Last Sunday a hiker spotted human remains in a wooded area along the “rails to trail” area near Woleben Road in Portland.
Following an additional search of the area the next day, investigators located a second set of remains nearby; which has now been identified as Mull.
“While looking at a Western New York Missing and Unidentified Person Facebook page, there was a flyer on their alerting us that there was a possible missing person from the City of Buffalo,” explained Quattrone. “So, we send that information to Mercyhurst Anthropology division, we were able to obtain medical records and x-rays of this person and Mercyhurst was able to compare those.”
He says Mull was reported missing on July 18 to Buffalo Police. She was last seen on June 25 in the area of Broadway and Fillmore Avenues in Buffalo.
The sheriff explains there is only one known connection to Chautauqua County, and he believes someone brought her to the wooded area between the time she went missing in June and when she was found.
“She had connections to the Angola area, but I did not read that there was any potential suspect from there,” furthered Quattrone.

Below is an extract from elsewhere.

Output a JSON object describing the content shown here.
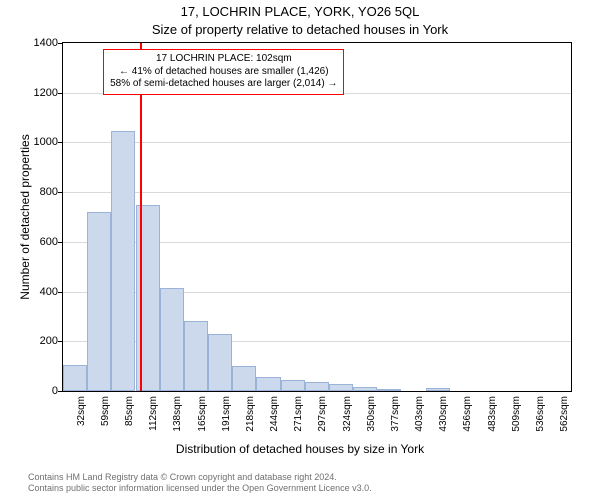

The first body is also female, however believed to be decades older.
Sheriff Quattrone was hopeful his department could bring closure to at least one of several decades old cold cases after identifying the remains.
Specifically, he believed the first set of remains could be Patricia Limerhardt who went missing from Westfield in 1976, or Lori Bova who went missing from Lakewood in 1997, or Corey Anderson who was last seen in Jamestown in 2008.
Since reviewing the remains, he says dental records were not those of Bova or Anderson.
“That body was estimated to be decades that it had been in the ground, which could potnetally match with the 1976 dissperance of Patricia Limerhardt, but it could also be further,” explained Quattrone. “Dr. Derkment and his team are conitnuing to anyalize and asses that to hopfully give us a better determination on that.”
As for a timeline in identification, the Sheriff says it could take the Forensic Anthropology Department weeks or even months to find complete a further review. Some of the skeletal remains will also be sent to the State Police Crime Lab in Albany for review.
Just before the discovery was made, the Sheriff and District Attorney launched a special unsolved case division to take a closer look at the open cases in the county.